Bekend als een rebel die de dominante orde in de psychiatrie van zijn tijd ongedaan maakte, werd R. D. Laing (1927 - 1989) geboren in de Schotse stad Glasgow, in een conservatieve calvinistische familie. Intellectueel onrustig, met amper vijftien jaar had hij al Voltair, Marx, Nietzsche, Kierkegaard en Freud gelezen.
R.D. Laing ging in 1945 naar de universiteit en studeerde af in 1951. Destijds was er in Glasgow een intense filosofische traditie die verband hield met het Europese existentiële denken - de Schotse school van personalisten - waaraan R.D. Laing was erg doorlatend.
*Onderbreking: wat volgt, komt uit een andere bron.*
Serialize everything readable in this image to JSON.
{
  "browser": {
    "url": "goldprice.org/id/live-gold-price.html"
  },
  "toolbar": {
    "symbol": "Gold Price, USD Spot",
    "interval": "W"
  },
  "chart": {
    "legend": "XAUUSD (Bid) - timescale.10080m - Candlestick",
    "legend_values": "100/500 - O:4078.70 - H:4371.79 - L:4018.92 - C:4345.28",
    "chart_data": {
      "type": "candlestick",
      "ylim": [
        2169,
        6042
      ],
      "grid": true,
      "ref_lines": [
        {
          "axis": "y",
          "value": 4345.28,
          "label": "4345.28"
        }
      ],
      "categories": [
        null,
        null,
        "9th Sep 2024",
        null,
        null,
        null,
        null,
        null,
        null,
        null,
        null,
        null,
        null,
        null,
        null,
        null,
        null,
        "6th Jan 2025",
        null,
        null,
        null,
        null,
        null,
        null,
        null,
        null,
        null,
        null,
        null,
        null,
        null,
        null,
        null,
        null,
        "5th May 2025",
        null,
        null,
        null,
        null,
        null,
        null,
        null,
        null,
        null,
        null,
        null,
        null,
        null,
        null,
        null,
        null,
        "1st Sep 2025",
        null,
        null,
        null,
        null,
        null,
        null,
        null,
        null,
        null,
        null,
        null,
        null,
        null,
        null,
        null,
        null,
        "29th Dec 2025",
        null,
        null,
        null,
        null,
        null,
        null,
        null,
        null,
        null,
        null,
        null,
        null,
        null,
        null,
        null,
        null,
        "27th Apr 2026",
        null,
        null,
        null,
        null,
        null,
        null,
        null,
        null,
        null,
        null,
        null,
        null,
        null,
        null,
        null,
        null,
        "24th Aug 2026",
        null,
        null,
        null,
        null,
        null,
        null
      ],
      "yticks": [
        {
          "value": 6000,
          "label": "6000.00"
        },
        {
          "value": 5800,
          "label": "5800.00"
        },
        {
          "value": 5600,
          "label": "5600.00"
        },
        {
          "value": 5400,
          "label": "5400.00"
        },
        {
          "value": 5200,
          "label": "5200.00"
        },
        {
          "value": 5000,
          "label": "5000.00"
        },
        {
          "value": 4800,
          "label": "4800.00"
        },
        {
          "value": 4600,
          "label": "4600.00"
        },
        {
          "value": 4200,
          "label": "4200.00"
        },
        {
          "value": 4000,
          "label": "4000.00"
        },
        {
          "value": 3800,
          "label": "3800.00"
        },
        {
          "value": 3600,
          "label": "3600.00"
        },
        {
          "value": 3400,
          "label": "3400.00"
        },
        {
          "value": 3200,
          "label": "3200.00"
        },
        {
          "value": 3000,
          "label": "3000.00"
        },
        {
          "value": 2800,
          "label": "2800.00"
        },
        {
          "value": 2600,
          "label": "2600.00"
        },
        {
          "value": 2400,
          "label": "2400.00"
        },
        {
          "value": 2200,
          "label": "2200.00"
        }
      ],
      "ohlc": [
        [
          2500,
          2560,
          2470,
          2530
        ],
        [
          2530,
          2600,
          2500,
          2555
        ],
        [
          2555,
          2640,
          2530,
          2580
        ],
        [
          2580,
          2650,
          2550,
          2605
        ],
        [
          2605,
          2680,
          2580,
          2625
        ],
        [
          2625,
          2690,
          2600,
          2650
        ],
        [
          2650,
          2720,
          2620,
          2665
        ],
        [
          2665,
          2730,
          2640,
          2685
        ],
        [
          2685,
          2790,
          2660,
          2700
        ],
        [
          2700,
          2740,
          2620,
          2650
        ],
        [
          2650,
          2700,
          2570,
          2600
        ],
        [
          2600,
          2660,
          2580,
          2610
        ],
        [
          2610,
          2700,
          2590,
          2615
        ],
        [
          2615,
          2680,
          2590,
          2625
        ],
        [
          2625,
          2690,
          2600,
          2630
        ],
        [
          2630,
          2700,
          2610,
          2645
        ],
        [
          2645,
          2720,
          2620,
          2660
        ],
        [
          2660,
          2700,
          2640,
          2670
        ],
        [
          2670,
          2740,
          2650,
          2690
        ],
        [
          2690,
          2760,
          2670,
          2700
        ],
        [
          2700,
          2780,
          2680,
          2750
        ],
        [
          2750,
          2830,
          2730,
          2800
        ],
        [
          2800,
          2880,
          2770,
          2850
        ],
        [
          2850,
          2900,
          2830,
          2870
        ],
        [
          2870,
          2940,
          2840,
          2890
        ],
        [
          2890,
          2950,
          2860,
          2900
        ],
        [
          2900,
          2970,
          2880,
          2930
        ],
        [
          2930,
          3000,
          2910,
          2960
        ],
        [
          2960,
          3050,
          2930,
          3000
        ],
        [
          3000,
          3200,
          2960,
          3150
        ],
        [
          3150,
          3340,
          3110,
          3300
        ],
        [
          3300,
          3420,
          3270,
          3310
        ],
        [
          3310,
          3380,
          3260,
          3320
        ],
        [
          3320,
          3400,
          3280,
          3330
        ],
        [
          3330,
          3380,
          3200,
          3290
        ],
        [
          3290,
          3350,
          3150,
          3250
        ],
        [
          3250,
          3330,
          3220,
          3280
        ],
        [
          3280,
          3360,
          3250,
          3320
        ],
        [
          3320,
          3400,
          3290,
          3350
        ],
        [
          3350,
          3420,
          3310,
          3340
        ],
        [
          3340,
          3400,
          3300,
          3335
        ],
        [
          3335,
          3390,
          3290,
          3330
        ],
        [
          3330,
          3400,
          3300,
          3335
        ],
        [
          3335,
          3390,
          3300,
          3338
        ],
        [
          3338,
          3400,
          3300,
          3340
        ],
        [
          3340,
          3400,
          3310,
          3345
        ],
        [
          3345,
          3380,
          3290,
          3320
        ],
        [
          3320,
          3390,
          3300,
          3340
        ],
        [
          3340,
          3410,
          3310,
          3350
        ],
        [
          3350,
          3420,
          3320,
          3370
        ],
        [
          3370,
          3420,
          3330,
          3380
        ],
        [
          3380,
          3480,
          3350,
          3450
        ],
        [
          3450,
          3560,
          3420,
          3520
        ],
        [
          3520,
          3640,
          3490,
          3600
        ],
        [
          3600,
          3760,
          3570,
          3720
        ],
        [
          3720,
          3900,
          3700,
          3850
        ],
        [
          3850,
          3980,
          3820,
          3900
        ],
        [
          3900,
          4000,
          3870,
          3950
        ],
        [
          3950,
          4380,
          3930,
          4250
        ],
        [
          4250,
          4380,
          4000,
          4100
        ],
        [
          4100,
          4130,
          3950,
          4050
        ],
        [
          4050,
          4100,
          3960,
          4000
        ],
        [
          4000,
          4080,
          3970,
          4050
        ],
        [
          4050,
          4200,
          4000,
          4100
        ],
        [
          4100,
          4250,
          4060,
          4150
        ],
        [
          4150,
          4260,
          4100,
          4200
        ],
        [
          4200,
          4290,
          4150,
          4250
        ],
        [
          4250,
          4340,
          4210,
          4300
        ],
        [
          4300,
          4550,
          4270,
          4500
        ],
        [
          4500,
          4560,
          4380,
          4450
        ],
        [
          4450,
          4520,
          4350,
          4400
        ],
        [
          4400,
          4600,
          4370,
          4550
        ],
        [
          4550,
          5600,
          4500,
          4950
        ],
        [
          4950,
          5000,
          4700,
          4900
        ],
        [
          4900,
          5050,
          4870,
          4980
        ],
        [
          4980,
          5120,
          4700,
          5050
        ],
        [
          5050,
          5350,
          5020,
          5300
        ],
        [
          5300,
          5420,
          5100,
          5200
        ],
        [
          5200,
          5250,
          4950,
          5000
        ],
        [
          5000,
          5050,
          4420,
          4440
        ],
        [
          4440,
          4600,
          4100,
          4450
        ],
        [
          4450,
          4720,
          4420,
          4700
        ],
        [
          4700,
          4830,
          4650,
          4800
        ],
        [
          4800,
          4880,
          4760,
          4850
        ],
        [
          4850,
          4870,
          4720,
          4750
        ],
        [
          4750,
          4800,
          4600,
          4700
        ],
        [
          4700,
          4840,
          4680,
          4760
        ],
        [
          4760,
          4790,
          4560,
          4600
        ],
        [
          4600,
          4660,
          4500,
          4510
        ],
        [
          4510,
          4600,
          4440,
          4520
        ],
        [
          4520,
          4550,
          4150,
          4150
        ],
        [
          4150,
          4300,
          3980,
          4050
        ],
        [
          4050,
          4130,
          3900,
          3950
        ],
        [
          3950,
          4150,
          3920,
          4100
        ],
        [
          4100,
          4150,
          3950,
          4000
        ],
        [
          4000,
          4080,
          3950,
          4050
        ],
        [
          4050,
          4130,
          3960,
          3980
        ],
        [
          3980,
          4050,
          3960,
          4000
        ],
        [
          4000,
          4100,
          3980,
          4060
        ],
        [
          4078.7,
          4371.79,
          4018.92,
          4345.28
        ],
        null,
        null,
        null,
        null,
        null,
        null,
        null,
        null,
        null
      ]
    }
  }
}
Van zijn kant verwijst Ronald Laing in zijn eerste boek, gepubliceerd in 1960 - Het verdeelde zelf - speciaal naar een van de belangrijkste Schotse personalistische filosofen - John McMurray - die bevestigde dat de technieken van de natuurwetenschappen ontoereikend zijn voor de studie van de mensen.
Daarentegen werd de psychiatrie van zijn tijd gekenmerkt door een sterk somatisch gehalte aan psychische problemen - niets heel anders dan de huidige visie - in die mate dat de meest terugkerende behandelingen oscilleren tussen de elektroconvulsieve therapieën, geïnduceerde insuline-coma en lobotomieën.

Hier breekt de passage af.